JACK R. MILLER, Senior Circuit Judge.
Stouffer Corporation appeals from a decision of the Trademark Trial and Appeal Board (board) dismissing Stouffer's opposition on the ground that its mark 'LEAN CUISINE' is not likely to be confused with applicant Health Valley Natural Foods' mark 'LEAN LIVING'. We affirm.
Stouffer contends that in analyzing likelihood of confusion the board improperly dissected its famous mark 'LEAN CUISINE', relying on case law to establish that 'LEAN' is a fairly weak component of the mark as used in connection with low calorie foods. It also argues that the board improperly discounted the testimony of Stouffer's brand manager which established a prima facie case against registration, and that the board erred when it failed to consider marketplace realities such as similarity in packaging and the casual manner in which purchasers of diet foods make their selection(s).

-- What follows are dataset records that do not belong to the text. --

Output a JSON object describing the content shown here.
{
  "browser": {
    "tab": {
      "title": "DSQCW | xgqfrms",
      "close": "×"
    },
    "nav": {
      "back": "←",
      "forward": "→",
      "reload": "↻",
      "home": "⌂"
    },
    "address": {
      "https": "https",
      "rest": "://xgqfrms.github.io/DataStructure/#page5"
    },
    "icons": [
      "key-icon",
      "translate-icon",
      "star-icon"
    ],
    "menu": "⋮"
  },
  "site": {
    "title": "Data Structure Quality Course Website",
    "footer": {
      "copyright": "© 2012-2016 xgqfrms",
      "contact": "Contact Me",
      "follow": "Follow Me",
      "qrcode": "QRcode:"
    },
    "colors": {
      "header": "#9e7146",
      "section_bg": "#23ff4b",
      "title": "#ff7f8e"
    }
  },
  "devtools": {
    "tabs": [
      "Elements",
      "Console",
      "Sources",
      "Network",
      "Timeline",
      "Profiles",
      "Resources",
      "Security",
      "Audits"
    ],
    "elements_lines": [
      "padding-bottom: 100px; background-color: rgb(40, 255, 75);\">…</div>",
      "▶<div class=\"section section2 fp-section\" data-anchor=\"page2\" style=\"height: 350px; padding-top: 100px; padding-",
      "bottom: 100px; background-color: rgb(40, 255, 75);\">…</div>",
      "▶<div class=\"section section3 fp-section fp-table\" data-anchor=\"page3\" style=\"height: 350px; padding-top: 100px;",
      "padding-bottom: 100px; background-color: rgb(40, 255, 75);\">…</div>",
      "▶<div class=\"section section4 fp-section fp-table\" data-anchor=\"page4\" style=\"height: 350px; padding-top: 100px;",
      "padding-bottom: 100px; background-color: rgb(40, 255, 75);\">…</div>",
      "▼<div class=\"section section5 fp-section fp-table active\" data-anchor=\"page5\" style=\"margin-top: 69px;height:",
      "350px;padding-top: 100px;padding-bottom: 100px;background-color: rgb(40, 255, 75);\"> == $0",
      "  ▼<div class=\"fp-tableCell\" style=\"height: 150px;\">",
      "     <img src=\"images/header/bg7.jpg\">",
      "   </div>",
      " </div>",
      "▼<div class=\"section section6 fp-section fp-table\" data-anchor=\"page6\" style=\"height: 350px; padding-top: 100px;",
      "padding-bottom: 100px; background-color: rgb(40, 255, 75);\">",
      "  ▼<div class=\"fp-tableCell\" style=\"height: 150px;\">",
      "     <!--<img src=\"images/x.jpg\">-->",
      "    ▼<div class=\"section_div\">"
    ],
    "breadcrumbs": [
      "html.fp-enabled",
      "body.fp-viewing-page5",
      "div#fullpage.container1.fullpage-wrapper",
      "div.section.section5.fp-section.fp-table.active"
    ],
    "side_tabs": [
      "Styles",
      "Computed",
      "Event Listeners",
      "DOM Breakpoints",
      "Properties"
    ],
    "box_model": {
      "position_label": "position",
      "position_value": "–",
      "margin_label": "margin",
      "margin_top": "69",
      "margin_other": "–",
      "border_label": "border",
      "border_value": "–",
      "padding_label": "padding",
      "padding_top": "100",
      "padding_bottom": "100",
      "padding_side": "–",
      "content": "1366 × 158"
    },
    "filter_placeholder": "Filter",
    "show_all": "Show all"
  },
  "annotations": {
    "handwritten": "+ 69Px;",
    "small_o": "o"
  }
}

However, it is clear from the board's opinion that the discussion regarding the individual elements of the marks was incidental to the board's proper assessment of the overall commercial impressions that they create. See Giant Food, Inc. v. Nation's Foodservice, Inc., 710 F.2d 1565, 1570-71, 218 USPQ 390, 395 (Fed. Cir. 1983). It is equally clear that Stouffer offered little or no evidence of confusion other than the brand manager's opinion that confusion was likely. Given that likelihood of confusion is a question of law, id., and that the Board found the brand manager's opinion on this issue to be 'biased' and of 'little probative value', we are satisfied that Stouffer failed to establish any basis to preclude an award of summary judgment. See Pure Gold, Inc. v. Syntex (U.S.A.), Inc., 739 F.2d 624, 222 USPQ 741 (Fed. Cir. 1984).
Finally, we are further satisfied that the board correctly held that the record did not warrant using a lower standard of care than that of ordinary consumers and that the board correctly relied on the marks, not the packaging, in deciding the issue of likelihood of confusion.